The memo urges officials to digitize records whenever possible but notes that greater use of electronic communications has "radically increased" both the amount and diversity of information that agencies must manage. Although that surge risks overwhelming agency systems, Obama said, technology "can make these records less burdensome to manage and easier to use and share."

In their plans, agencies must describe how they will improve or maintain their records management programs, particularly in regard to email, social media and other electronic communications. They also have to explain how they will use cloud-based services and storage solutions, as well as spell out any gaps or provisions in existing laws or regulations that get in the way of better management. The Office of Management and Budget, National Archives and Records Administration, and Justice Department will use those reports to come up with a governmentwide records management framework that is more efficient, maintains accountability by documenting agency actions and promotes "appropriate" public access to records, Obama said.

The initiative won praise from leaders of two watchdog groups, OpenTheGovernment.org and Citizens for Responsibility and Ethics in Washington.
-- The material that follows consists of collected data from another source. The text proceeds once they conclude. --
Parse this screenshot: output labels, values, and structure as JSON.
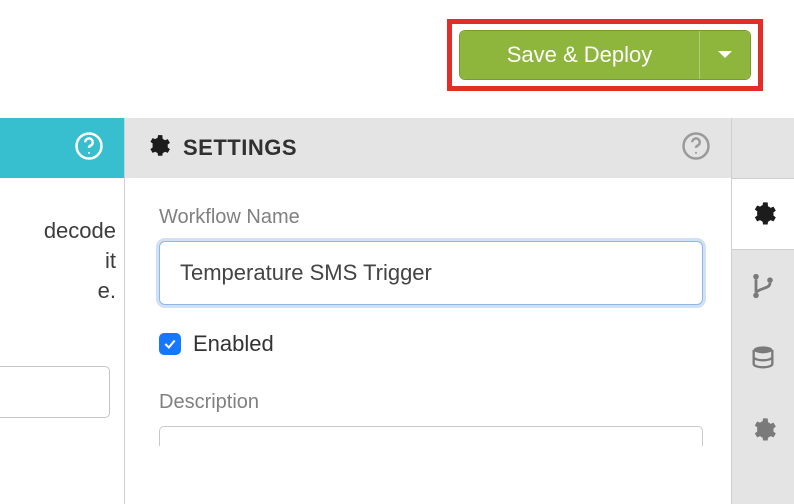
{
  "topbar": {
    "save_label": "Save & Deploy"
  },
  "left_fragment": {
    "line1": "decode",
    "line2": "it",
    "line3": "e."
  },
  "settings": {
    "title": "SETTINGS",
    "workflow_name_label": "Workflow Name",
    "workflow_name_value": "Temperature SMS Trigger",
    "enabled_label": "Enabled",
    "enabled_checked": true,
    "description_label": "Description"
  },
  "icons": {
    "help": "help-circle-icon",
    "gear": "gear-icon",
    "branch": "branch-icon",
    "database": "database-icon",
    "cog": "cog-icon",
    "chevron_down": "chevron-down-icon",
    "check": "check-icon"
  }
}
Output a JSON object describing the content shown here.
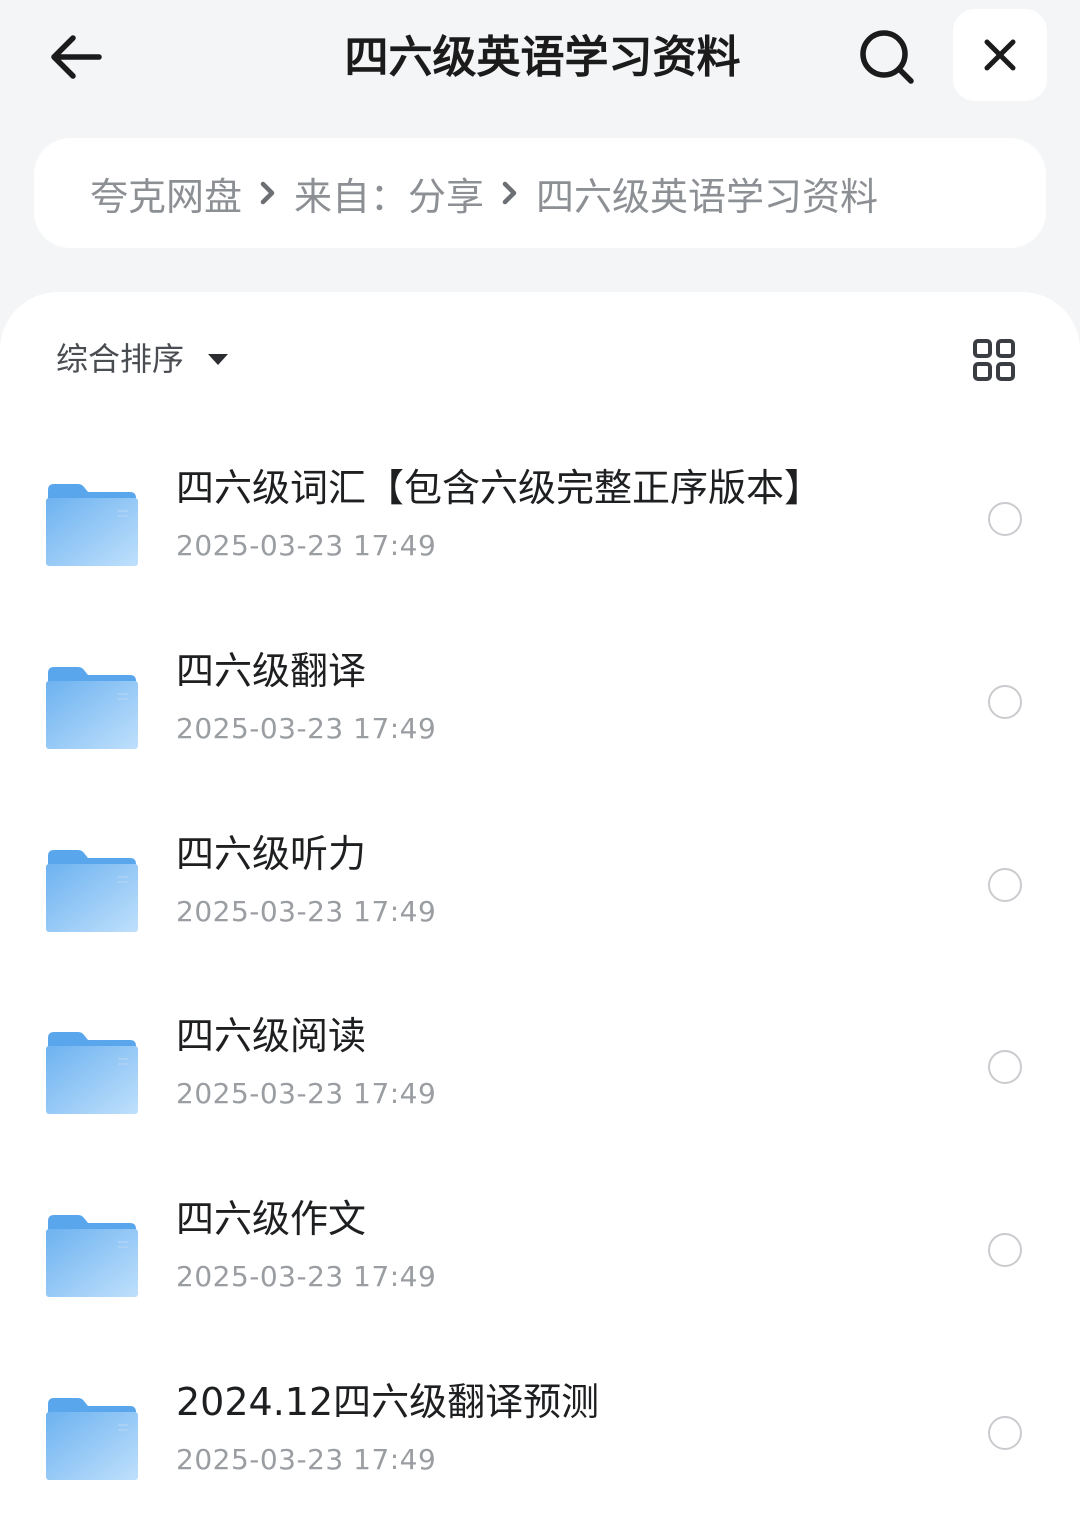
{
  "header": {
    "title": "四六级英语学习资料",
    "back_icon": "arrow-left-icon",
    "search_icon": "search-icon",
    "close_icon": "close-icon"
  },
  "breadcrumb": {
    "items": [
      "夸克网盘",
      "来自：分享",
      "四六级英语学习资料"
    ],
    "separator_icon": "chevron-right-icon"
  },
  "toolbar": {
    "sort_label": "综合排序",
    "sort_caret_icon": "caret-down-icon",
    "view_toggle_icon": "grid-view-icon"
  },
  "files": [
    {
      "name": "四六级词汇【包含六级完整正序版本】",
      "date": "2025-03-23 17:49",
      "icon": "folder-icon"
    },
    {
      "name": "四六级翻译",
      "date": "2025-03-23 17:49",
      "icon": "folder-icon"
    },
    {
      "name": "四六级听力",
      "date": "2025-03-23 17:49",
      "icon": "folder-icon"
    },
    {
      "name": "四六级阅读",
      "date": "2025-03-23 17:49",
      "icon": "folder-icon"
    },
    {
      "name": "四六级作文",
      "date": "2025-03-23 17:49",
      "icon": "folder-icon"
    },
    {
      "name": "2024.12四六级翻译预测",
      "date": "2025-03-23 17:49",
      "icon": "folder-icon"
    }
  ],
  "colors": {
    "page_bg": "#f4f5f6",
    "card_bg": "#ffffff",
    "folder_light": "#b9dcfb",
    "folder_dark": "#5aa6ec",
    "muted_text": "#9a9da1"
  }
}
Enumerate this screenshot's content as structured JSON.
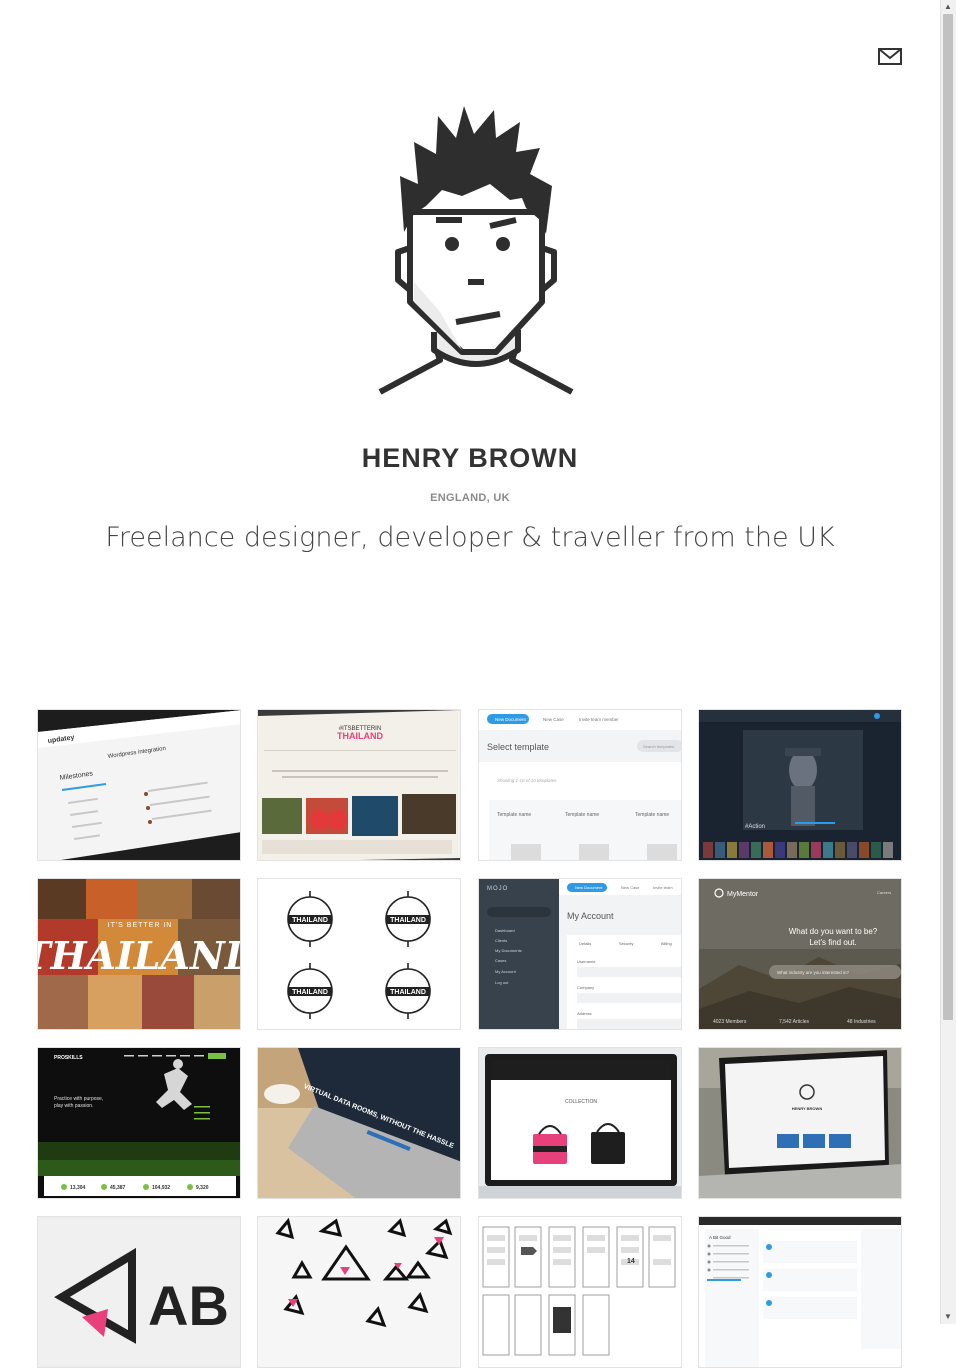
{
  "header": {
    "mail_icon": "envelope-icon"
  },
  "profile": {
    "name": "HENRY BROWN",
    "location": "ENGLAND, UK",
    "tagline": "Freelance designer, developer & traveller from the UK"
  },
  "portfolio": {
    "tiles": [
      {
        "id": "updatey",
        "labels": [
          "updatey",
          "Milestones",
          "Wordpress integration"
        ]
      },
      {
        "id": "its-better-in-thailand-site",
        "labels": [
          "#ITSBETTERIN",
          "THAILAND"
        ]
      },
      {
        "id": "select-template",
        "labels": [
          "New Document",
          "New Case",
          "Invite team member",
          "Select template",
          "Search templates",
          "Showing 1-10 of 10 templates",
          "Template name",
          "Template name",
          "Template name"
        ]
      },
      {
        "id": "action-streaming",
        "labels": [
          "#Action"
        ]
      },
      {
        "id": "thailand-collage",
        "labels": [
          "IT'S BETTER IN",
          "THAILAND"
        ]
      },
      {
        "id": "thailand-badges",
        "labels": [
          "THAILAND",
          "THAILAND",
          "THAILAND",
          "THAILAND"
        ]
      },
      {
        "id": "mojo-account",
        "labels": [
          "MOJO",
          "New Document",
          "New Case",
          "Invite team",
          "My Account",
          "Dashboard",
          "Clients",
          "My Documents",
          "Cases",
          "My Account",
          "Log out",
          "Details",
          "Security",
          "Billing",
          "Username",
          "Company",
          "Address"
        ]
      },
      {
        "id": "mymentor",
        "labels": [
          "MyMentor",
          "Careers",
          "What do you want to be?",
          "Let's find out.",
          "What industry are you interested in?",
          "4023 Members",
          "7,542 Articles",
          "48 Industries"
        ]
      },
      {
        "id": "proskills",
        "labels": [
          "PROSKILLS",
          "Practice with purpose,",
          "play with passion.",
          "13,304",
          "45,387",
          "104,932",
          "9,320"
        ]
      },
      {
        "id": "data-rooms",
        "labels": [
          "VIRTUAL DATA ROOMS, WITHOUT THE HASSLE"
        ]
      },
      {
        "id": "bag-shop",
        "labels": [
          "COLLECTION"
        ]
      },
      {
        "id": "henry-portfolio-laptop",
        "labels": [
          "HENRY BROWN"
        ]
      },
      {
        "id": "ab-logo",
        "labels": [
          "AB"
        ]
      },
      {
        "id": "triangle-pattern",
        "labels": []
      },
      {
        "id": "wireframes",
        "labels": [
          "14"
        ]
      },
      {
        "id": "updatey-dashboard",
        "labels": [
          "A Bit Good"
        ]
      }
    ]
  },
  "colors": {
    "accent_blue": "#2f9be6",
    "dark_ink": "#2e2e2e",
    "muted": "#8a8a8a",
    "pink": "#e8407a",
    "red": "#e83a3a"
  }
}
In a joint statement, the two organizations noted that 95 percent of agencies reported last year that they were at risk of losing electronic records. Obama's memo "puts in place a structure to begin addressing the problem" they said, but cautioned that lack of money will be a major hurdle.

"We look forward to working with the administration on this initiative which is essential to accountable government and will be following its implementation closely to make sure the resources of funds, attention and personnel are put in place to ensure its success," said Patrice McDermott, executive director of OpenTheGovernment.org.